The measurement date must sit beside every current number. State accounts are published with lags and revisions; bank ratios can move rapidly with growth, write-offs, market yields and funding conditions. Comparisons should use the same period and definition.

The most important warning signals are entities with no independent revenue, arrears outside accounts, guaranteed SPV debt, and repeated refinancing. One signal may be manageable. Several moving together can indicate that the apparent benefit is being financed by weaker future cash flow, rising concentration or reduced flexibility.

Finin2min’s decision rule is simple: identify the claim, find the cash source, calculate the ratio, test a downside scenario and record the evidence that would change the conclusion.

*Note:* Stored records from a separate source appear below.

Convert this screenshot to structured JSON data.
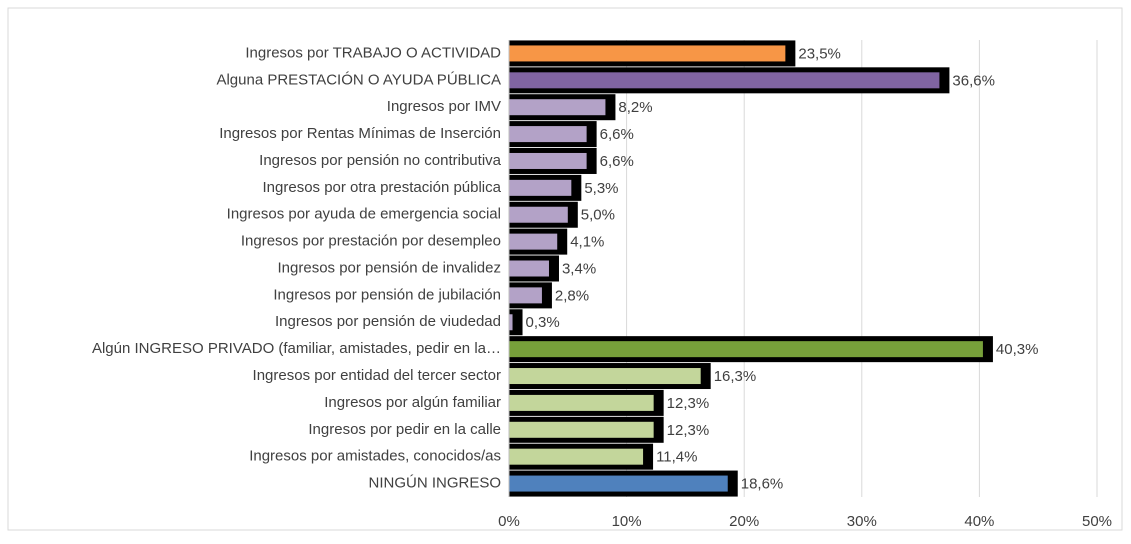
{
  "chart_data": {
    "type": "bar",
    "orientation": "horizontal",
    "categories": [
      "Ingresos por TRABAJO O ACTIVIDAD",
      "Alguna PRESTACIÓN O AYUDA PÚBLICA",
      "Ingresos por IMV",
      "Ingresos por Rentas Mínimas de Inserción",
      "Ingresos por pensión no contributiva",
      "Ingresos por otra prestación pública",
      "Ingresos por ayuda de emergencia social",
      "Ingresos por prestación por desempleo",
      "Ingresos por pensión de invalidez",
      "Ingresos por pensión de jubilación",
      "Ingresos por pensión de viudedad",
      "Algún INGRESO PRIVADO (familiar, amistades, pedir en la…",
      "Ingresos por entidad del tercer sector",
      "Ingresos por algún familiar",
      "Ingresos por pedir en la calle",
      "Ingresos por amistades, conocidos/as",
      "NINGÚN INGRESO"
    ],
    "values": [
      23.5,
      36.6,
      8.2,
      6.6,
      6.6,
      5.3,
      5.0,
      4.1,
      3.4,
      2.8,
      0.3,
      40.3,
      16.3,
      12.3,
      12.3,
      11.4,
      18.6
    ],
    "value_labels": [
      "23,5%",
      "36,6%",
      "8,2%",
      "6,6%",
      "6,6%",
      "5,3%",
      "5,0%",
      "4,1%",
      "3,4%",
      "2,8%",
      "0,3%",
      "40,3%",
      "16,3%",
      "12,3%",
      "12,3%",
      "11,4%",
      "18,6%"
    ],
    "colors": [
      "#f79646",
      "#8064a2",
      "#b3a2c7",
      "#b3a2c7",
      "#b3a2c7",
      "#b3a2c7",
      "#b3a2c7",
      "#b3a2c7",
      "#b3a2c7",
      "#b3a2c7",
      "#b3a2c7",
      "#77a03a",
      "#c3d69b",
      "#c3d69b",
      "#c3d69b",
      "#c3d69b",
      "#4f81bd"
    ],
    "xlim": [
      0,
      50
    ],
    "xticks": [
      {
        "value": 0,
        "label": "0%"
      },
      {
        "value": 10,
        "label": "10%"
      },
      {
        "value": 20,
        "label": "20%"
      },
      {
        "value": 30,
        "label": "30%"
      },
      {
        "value": 40,
        "label": "40%"
      },
      {
        "value": 50,
        "label": "50%"
      }
    ],
    "grid": true
  }
}
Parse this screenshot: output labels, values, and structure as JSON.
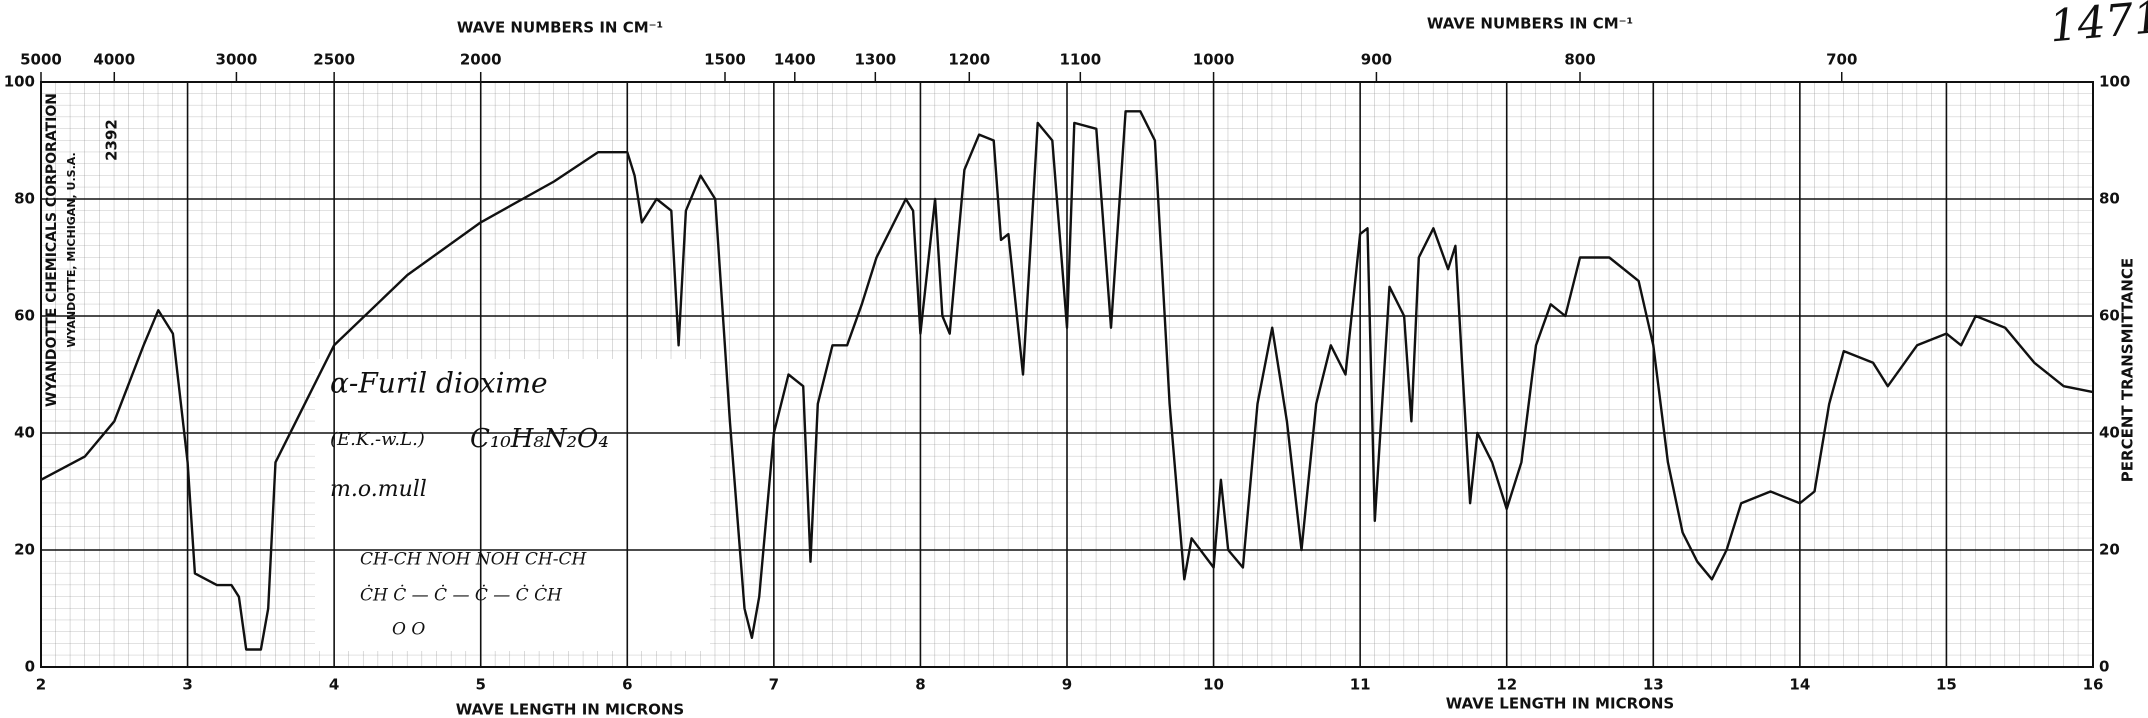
{
  "chart_data": {
    "type": "line",
    "x_label": "WAVE LENGTH IN MICRONS",
    "x2_label": "WAVE NUMBERS IN CM⁻¹",
    "y_label": "PERCENT TRANSMITTANCE",
    "x": [
      2.0,
      2.3,
      2.5,
      2.7,
      2.8,
      2.9,
      3.0,
      3.05,
      3.2,
      3.3,
      3.35,
      3.4,
      3.5,
      3.55,
      3.6,
      3.8,
      4.0,
      4.5,
      5.0,
      5.5,
      5.8,
      6.0,
      6.05,
      6.1,
      6.2,
      6.3,
      6.35,
      6.4,
      6.5,
      6.6,
      6.7,
      6.8,
      6.85,
      6.9,
      7.0,
      7.1,
      7.2,
      7.25,
      7.3,
      7.4,
      7.5,
      7.6,
      7.7,
      7.9,
      7.95,
      8.0,
      8.1,
      8.15,
      8.2,
      8.3,
      8.4,
      8.5,
      8.55,
      8.6,
      8.7,
      8.8,
      8.9,
      9.0,
      9.05,
      9.2,
      9.3,
      9.4,
      9.5,
      9.6,
      9.7,
      9.8,
      9.85,
      10.0,
      10.05,
      10.1,
      10.2,
      10.3,
      10.4,
      10.5,
      10.6,
      10.7,
      10.8,
      10.9,
      11.0,
      11.05,
      11.1,
      11.2,
      11.3,
      11.35,
      11.4,
      11.5,
      11.6,
      11.65,
      11.7,
      11.75,
      11.8,
      11.9,
      12.0,
      12.1,
      12.2,
      12.3,
      12.4,
      12.5,
      12.7,
      12.9,
      13.0,
      13.1,
      13.2,
      13.3,
      13.4,
      13.5,
      13.6,
      13.8,
      14.0,
      14.1,
      14.2,
      14.3,
      14.5,
      14.6,
      14.8,
      15.0,
      15.1,
      15.2,
      15.4,
      15.6,
      15.8,
      16.0
    ],
    "series": [
      {
        "color": "#111111",
        "values": [
          32,
          36,
          42,
          55,
          61,
          57,
          35,
          16,
          14,
          14,
          12,
          3,
          3,
          10,
          35,
          45,
          55,
          67,
          76,
          83,
          88,
          88,
          84,
          76,
          80,
          78,
          55,
          78,
          84,
          80,
          42,
          10,
          5,
          12,
          40,
          50,
          48,
          18,
          45,
          55,
          55,
          62,
          70,
          80,
          78,
          57,
          80,
          60,
          57,
          85,
          91,
          90,
          73,
          74,
          50,
          93,
          90,
          58,
          93,
          92,
          58,
          95,
          95,
          90,
          45,
          15,
          22,
          17,
          32,
          20,
          17,
          45,
          58,
          42,
          20,
          45,
          55,
          50,
          74,
          75,
          25,
          65,
          60,
          42,
          70,
          75,
          68,
          72,
          50,
          28,
          40,
          35,
          27,
          35,
          55,
          62,
          60,
          70,
          70,
          66,
          55,
          35,
          23,
          18,
          15,
          20,
          28,
          30,
          28,
          30,
          45,
          54,
          52,
          48,
          55,
          57,
          55,
          60,
          58,
          52,
          48,
          47
        ]
      }
    ],
    "xlim": [
      2,
      16
    ],
    "xticks": [
      2,
      3,
      4,
      5,
      6,
      7,
      8,
      9,
      10,
      11,
      12,
      13,
      14,
      15,
      16
    ],
    "x2ticks": [
      5000,
      4000,
      3000,
      2500,
      2000,
      1500,
      1400,
      1300,
      1200,
      1100,
      1000,
      900,
      800,
      700
    ],
    "ylim": [
      0,
      100
    ],
    "yticks": [
      0,
      20,
      40,
      60,
      80,
      100
    ],
    "grid": true,
    "annotations": [
      "1471",
      "WYANDOTTE CHEMICALS CORPORATION",
      "WYANDOTTE, MICHIGAN, U.S.A.",
      "2392",
      "α-Furil dioxime",
      "(E.K.-w.L.)",
      "C₁₀H₈N₂O₄",
      "m.o.mull",
      "CH-CH  NOH   NOH  CH-CH",
      "ĊH  Ċ — Ċ — Ċ — Ċ  ĊH",
      "O              O"
    ]
  }
}
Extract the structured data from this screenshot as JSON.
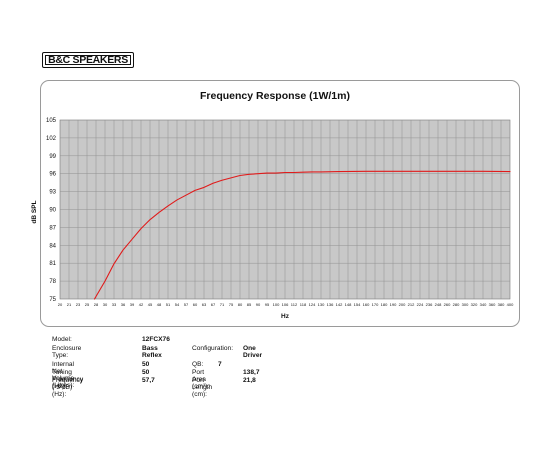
{
  "brand": {
    "logo_text": "B&C SPEAKERS"
  },
  "chart_data": {
    "type": "line",
    "title": "Frequency Response (1W/1m)",
    "xlabel": "Hz",
    "ylabel": "dB SPL",
    "ylim": [
      75,
      105
    ],
    "y_ticks": [
      75,
      78,
      81,
      84,
      87,
      90,
      93,
      96,
      99,
      102,
      105
    ],
    "x_ticks": [
      20,
      21,
      23,
      25,
      28,
      30,
      33,
      36,
      39,
      42,
      45,
      48,
      51,
      54,
      57,
      60,
      63,
      67,
      71,
      75,
      80,
      85,
      90,
      95,
      100,
      106,
      112,
      118,
      124,
      130,
      136,
      142,
      148,
      154,
      160,
      170,
      180,
      190,
      200,
      212,
      224,
      236,
      248,
      260,
      280,
      300,
      320,
      340,
      360,
      380,
      400
    ],
    "grid": true,
    "series": [
      {
        "color": "#e01b1b",
        "x": [
          27.5,
          30,
          33,
          36,
          39,
          42,
          45,
          48,
          51,
          54,
          57,
          60,
          63,
          67,
          71,
          75,
          80,
          85,
          90,
          95,
          100,
          106,
          112,
          118,
          124,
          130,
          142,
          160,
          200,
          260,
          340,
          400
        ],
        "y": [
          75.0,
          78.0,
          80.9,
          83.2,
          85.0,
          86.8,
          88.3,
          89.5,
          90.6,
          91.6,
          92.4,
          93.2,
          93.7,
          94.4,
          94.9,
          95.3,
          95.7,
          95.9,
          96.0,
          96.1,
          96.1,
          96.2,
          96.2,
          96.25,
          96.3,
          96.3,
          96.35,
          96.4,
          96.4,
          96.4,
          96.4,
          96.35
        ]
      }
    ]
  },
  "specs": {
    "model_label": "Model:",
    "model_value": "12FCX76",
    "enclosure_label": "Enclosure Type:",
    "enclosure_value": "Bass Reflex",
    "config_label": "Configuration:",
    "config_value": "One Driver",
    "volume_label": "Internal  Net Volume (Litres):",
    "volume_value": "50",
    "qb_label": "QB:",
    "qb_value": "7",
    "tuning_label": "Tuning Frequency (Hz):",
    "tuning_value": "50",
    "port_area_label": "Port Area (cm²):",
    "port_area_value": "138,7",
    "f3_label": "Frequency (-3 dB) (Hz):",
    "f3_value": "57,7",
    "port_len_label": "Port Length (cm):",
    "port_len_value": "21,8"
  }
}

This method is more useful than ranking governments or banks from one headline number.

Key Formula

Adjusted liabilities = reported debt + supported entity debt + material arrears

Use the same accounting perimeter and date for every component. State whether the ratio is a stock, flow, annual average or period-end measure.

Indicators to Track

extra-budgetary resourcesTrack the level, direction, denominator, date and peer range.
supplier arrearsTrack the level, direction, denominator, date and peer range.
public enterprise debtTrack the level, direction, denominator, date and peer range.
budget supportTrack the level, direction, denominator, date and peer range.
guaranteesTrack the level, direction, denominator, date and peer range.
interest paymentsTrack the level, direction, denominator, date and peer range.

Practical Example

A housing agency borrows to build subsidised homes while future state grants are expected to repay the debt, but the borrowing is not in the headline fiscal deficit. The conclusion should change if the funding source, beneficiary count, default rate, maturity or execution assumption changes.

Stakeholder Impact

StakeholderWhat to examine
taxpayersBenefit, cost or risk depends on the funding route, contract and time horizon.
suppliersBenefit, cost or risk depends on the funding route, contract and time horizon.
banksBenefit, cost or risk depends on the funding route, contract and time horizon.
state agenciesBenefit, cost or risk depends on the funding route, contract and time horizon.
future budgetsBenefit, cost or risk depends on the funding route, contract and time horizon.

Warning Signs

  • entities with no independent revenue
  • arrears outside accounts
  • guaranteed SPV debt
  • repeated refinancing

Decision Checklist

  1. Confirm the legal entity, reporting perimeter and accounting period.
  2. Download the official budget, audit report, RBI return or regulatory disclosure.
  3. Calculate the primary ratio using the same numerator and denominator period.
  4. Compare budget estimates with revised estimates and actuals, or quarter-end with average balance.
  5. Add guarantees, write-offs, restructuring, arrears or off-balance-sheet exposure where relevant.
  6. Run a downside scenario for revenue, interest rates, defaults, withdrawals or execution delays.
  7. Record the practical impact on citizens, borrowers, depositors or investors.

Finin2min Takeaway

Off-Budget Borrowing by States: How Liabilities Move Outside the Budget becomes useful only when the headline is converted into a funding source, measurable ratio, downside scenario and real effect on services, cash flow or financial stability.

Frequently Asked Questions

What is the first ratio to calculate?
Begin with extra-budgetary resources and then test whether the denominator and measurement date are comparable.
Can one ratio prove safety or efficiency?
No. Combine funding, cash flow, liabilities, execution and outcome indicators.
How often should the figures be reviewed?
Use the reporting frequency of the official source and reassess after a budget, audit, RBI release or material policy event.
What is the biggest interpretation mistake?
Treating an accounting improvement as a cash recovery, service improvement or permanent reduction in risk.